Allison didn’t return my smile and looked down. “I am glad to hear that you’re better.”
I stared at her in awe for a few seconds, still a bit shocked to have found her here instead of my mother, then immediately lost all control and embraced her, breathing her in.
God, I had missed her.
I leaned in to kiss her but my heart sank when she abruptly pushed me back.
“Were you just coming to visit your mother?”
I realized how crappy it looked that I supposedly didn’t have time to see her this week with my workload, yet the first person I came to visit when I got back was my mother whom she knew rarely saw me anyway. I felt like an asshole.
I was an asshole.
“Yeah, I just hadn’t heard from her in a while and wanted to check in,” I said.
There was a bit of an awkward silence and Allison searched my eyes. The look on her face proved she knew something was off with me.
“I see,” she said coldly.
Feeling like my world was crumbling around me, I grabbed her hand.
“Allison…what’s wrong…talk to me,” I whispered, my voice breaking up.
“Nothing, Cedric. I am just surprised to see you, is all. You said you still felt a little under the weather when we spoke this morning when you were in New York and you texted me that you’d be working late into the night after you got back. Then, you show up here, certainly not working and you seem absolutely fine. I wonder if there is something you are not telling me?”
I seriously wanted to shit my pants.
Sounding like an idiot, I tried to buy more time before responding. “What do you mean?”
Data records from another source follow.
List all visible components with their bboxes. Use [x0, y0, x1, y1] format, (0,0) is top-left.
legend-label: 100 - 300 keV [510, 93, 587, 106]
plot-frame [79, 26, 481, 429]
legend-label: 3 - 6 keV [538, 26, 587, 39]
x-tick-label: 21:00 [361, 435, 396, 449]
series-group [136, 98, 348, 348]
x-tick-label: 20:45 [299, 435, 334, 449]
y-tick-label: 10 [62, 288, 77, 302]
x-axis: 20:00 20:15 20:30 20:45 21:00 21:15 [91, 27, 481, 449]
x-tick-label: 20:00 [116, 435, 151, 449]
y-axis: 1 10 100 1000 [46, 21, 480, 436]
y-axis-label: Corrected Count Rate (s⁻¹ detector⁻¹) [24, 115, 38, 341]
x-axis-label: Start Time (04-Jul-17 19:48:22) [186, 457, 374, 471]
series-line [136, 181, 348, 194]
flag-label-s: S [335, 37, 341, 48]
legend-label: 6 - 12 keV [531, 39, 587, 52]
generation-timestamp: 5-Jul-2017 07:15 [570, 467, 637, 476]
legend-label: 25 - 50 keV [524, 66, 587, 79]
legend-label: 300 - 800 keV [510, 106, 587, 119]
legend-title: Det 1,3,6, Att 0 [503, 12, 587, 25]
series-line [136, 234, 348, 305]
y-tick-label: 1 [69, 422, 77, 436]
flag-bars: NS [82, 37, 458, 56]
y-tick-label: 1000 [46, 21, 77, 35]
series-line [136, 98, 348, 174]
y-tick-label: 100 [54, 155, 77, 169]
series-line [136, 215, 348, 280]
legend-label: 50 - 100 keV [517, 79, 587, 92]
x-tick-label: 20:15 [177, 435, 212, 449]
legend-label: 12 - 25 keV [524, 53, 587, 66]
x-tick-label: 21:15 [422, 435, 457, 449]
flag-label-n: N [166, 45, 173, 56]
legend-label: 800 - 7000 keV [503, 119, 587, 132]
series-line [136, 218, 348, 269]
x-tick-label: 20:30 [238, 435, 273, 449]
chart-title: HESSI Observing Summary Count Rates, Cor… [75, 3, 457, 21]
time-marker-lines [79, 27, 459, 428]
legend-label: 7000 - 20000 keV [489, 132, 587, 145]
Allison’s face suddenly turned a shade of red I had never seen before and her breathing was so rapid, her chest rose up and down visibly. I knew she caught me in my lie and I began to imagine that this horrid look she was giving me now would be only a fraction of the pain she would feel when I told her the whole truth.
I needed to go.
I couldn’t do this anymore.
I loved her too much to go any deeper into this relationship.
I can’t lie to her anymore.
Then she floored me with her next question, as her eyes began to water.
“Is there someone else, Cedric?”
I stared at her in silence. My heart was exploding out of my chest and I felt my eyes begin to well up. The love I felt for this woman was indescribable and yet, I looked her dead straight in the eyes and lied through my teeth one last time as my breath hitched and my voice shook.
“Yes…yes, there is.”
Allison stared at me frozen in shock as tears fell down her cheeks. My hand trembled as I struggled to hold it in place to stop it from rising to wipe her tears away, something I desperately wanted to do, but couldn’t allow myself to. I had no idea what to do or say and just stayed there watching her cry as my own tears began to fall visibly.